Yeung K Y, Ruzzo W L
Computer Science and Engineering, Box 352350, University of Washington, Seattle, WA 98195, USA.
Bioinformatics. 2001 Sep;17(9):763-74. doi: 10.1093/bioinformatics/17.9.763.
There is a great need to develop analytical methodology to analyze and to exploit the information contained in gene expression data. Because of the large number of genes and the complexity of biological networks, clustering is a useful exploratory technique for analysis of gene expression data. Other classical techniques, such as principal component analysis (PCA), have also been applied to analyze gene expression data. Using different data analysis techniques and different clustering algorithms to analyze the same data set can lead to very different conclusions. Our goal is to study the effectiveness of principal components (PCs) in capturing cluster structure. Specifically, using both real and synthetic gene expression data sets, we compared the quality of clusters obtained from the original data to the quality of clusters obtained after projecting onto subsets of the principal component axes.

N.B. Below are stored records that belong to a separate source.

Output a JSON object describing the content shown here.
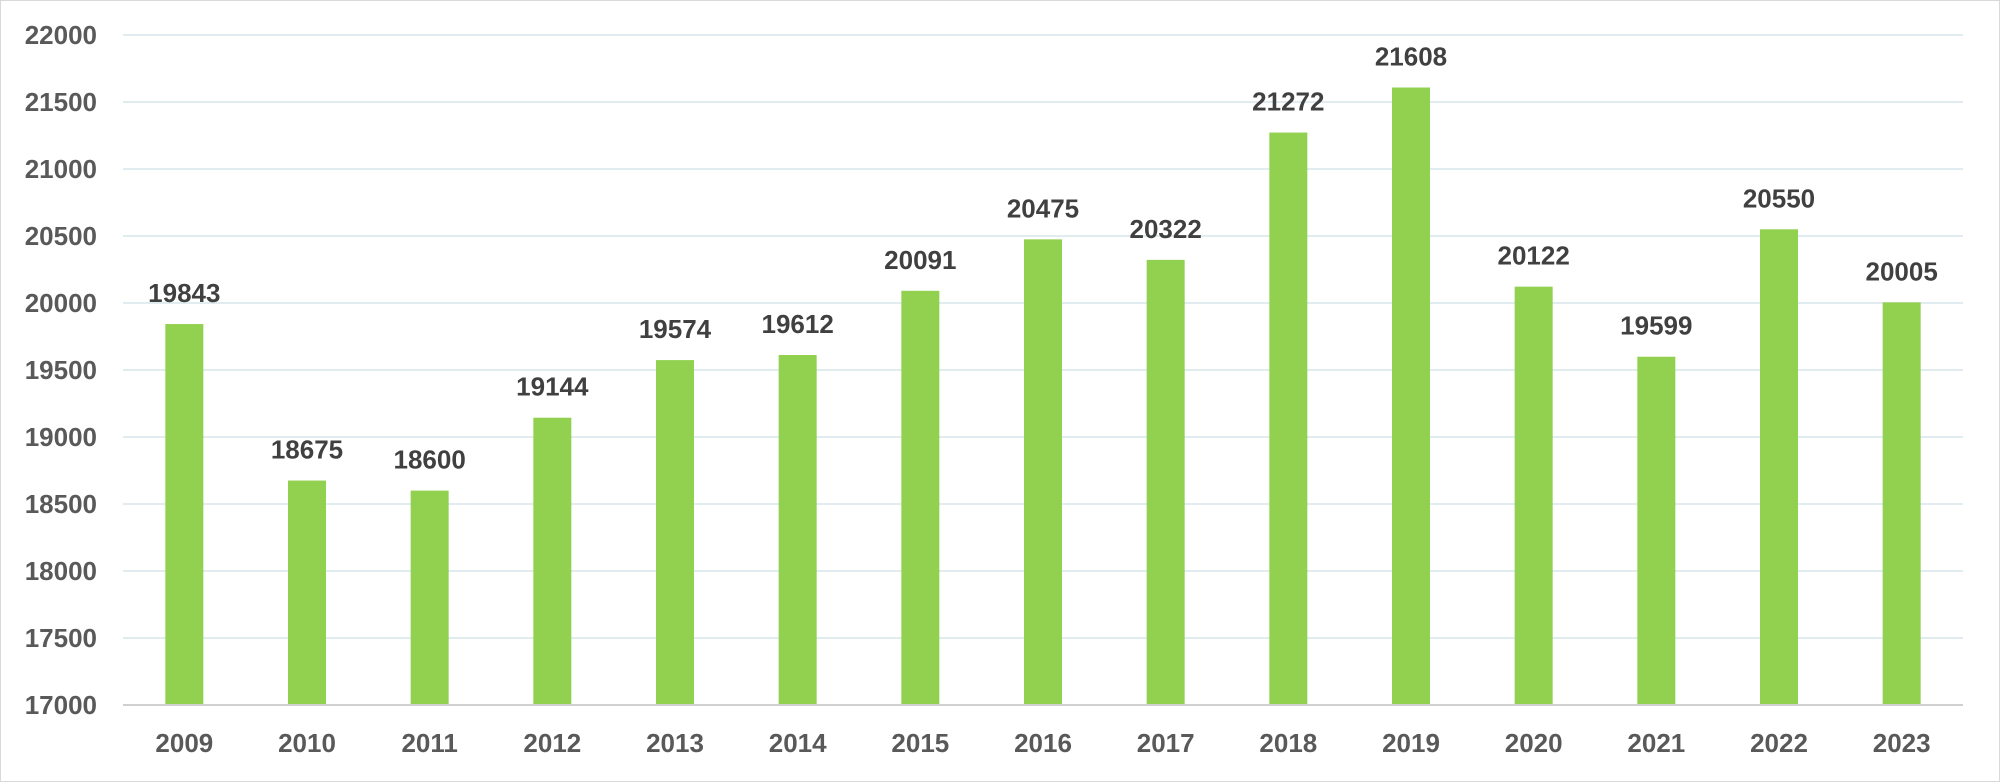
{
  "chart_data": {
    "type": "bar",
    "title": "",
    "xlabel": "",
    "ylabel": "",
    "categories": [
      "2009",
      "2010",
      "2011",
      "2012",
      "2013",
      "2014",
      "2015",
      "2016",
      "2017",
      "2018",
      "2019",
      "2020",
      "2021",
      "2022",
      "2023"
    ],
    "values": [
      19843,
      18675,
      18600,
      19144,
      19574,
      19612,
      20091,
      20475,
      20322,
      21272,
      21608,
      20122,
      19599,
      20550,
      20005
    ],
    "ylim": [
      17000,
      22000
    ],
    "yticks": [
      17000,
      17500,
      18000,
      18500,
      19000,
      19500,
      20000,
      20500,
      21000,
      21500,
      22000
    ],
    "grid": true,
    "legend": "none",
    "data_labels": true,
    "colors": {
      "bar": "#92d050",
      "gridline": "#d6e6ea",
      "axis_line": "#d0d0d0",
      "tick_text": "#595959",
      "data_label_text": "#404040"
    }
  }
}
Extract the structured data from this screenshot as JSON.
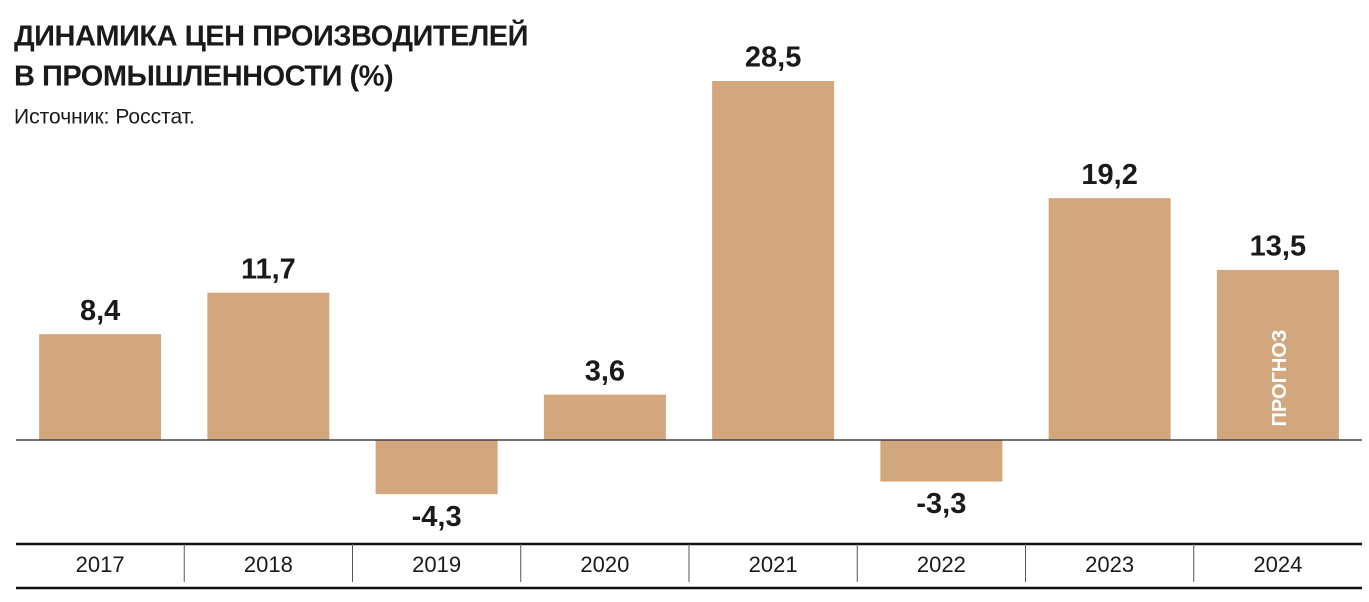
{
  "chart_data": {
    "type": "bar",
    "title": [
      "ДИНАМИКА ЦЕН ПРОИЗВОДИТЕЛЕЙ",
      "В ПРОМЫШЛЕННОСТИ (%)"
    ],
    "subtitle": "Источник: Росстат.",
    "categories": [
      "2017",
      "2018",
      "2019",
      "2020",
      "2021",
      "2022",
      "2023",
      "2024"
    ],
    "values": [
      8.4,
      11.7,
      -4.3,
      3.6,
      28.5,
      -3.3,
      19.2,
      13.5
    ],
    "value_labels": [
      "8,4",
      "11,7",
      "-4,3",
      "3,6",
      "28,5",
      "-3,3",
      "19,2",
      "13,5"
    ],
    "annotation": "ПРОГНОЗ",
    "color": "#d2a77e"
  }
}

Our empirical study showed that clustering with the PCs instead of the original variables does not necessarily improve, and often degrades, cluster quality. In particular, the first few PCs (which contain most of the variation in the data) do not necessarily capture most of the cluster structure. We also showed that clustering with PCs has different impact on different algorithms and different similarity metrics. Overall, we would not recommend PCA before clustering except in special circumstances.
迫切需要开发分析方法来分析和利用基因表达数据中包含的信息。由于基因数量众多且生物网络复杂,聚类是分析基因表达数据的一种有用的探索性技术。其他经典技术,如主成分分析(PCA),也已应用于分析基因表达数据。使用不同的数据分析技术和不同的聚类算法来分析同一数据集可能会得出非常不同的结论。我们的目标是研究主成分(PC)在捕捉聚类结构方面的有效性。具体而言,我们使用真实和合成基因表达数据集,将从原始数据获得的聚类质量与投影到主成分轴子集后获得的聚类质量进行了比较。
我们的实证研究表明,使用主成分进行聚类而非原始变量并不一定会提高聚类质量,反而常常会降低聚类质量。特别是,最初的几个主成分(包含数据中的大部分变异)不一定能捕捉到大部分聚类结构。我们还表明,使用主成分进行聚类对不同的算法和不同的相似性度量有不同的影响。总体而言,除特殊情况外,我们不建议在聚类之前进行主成分分析。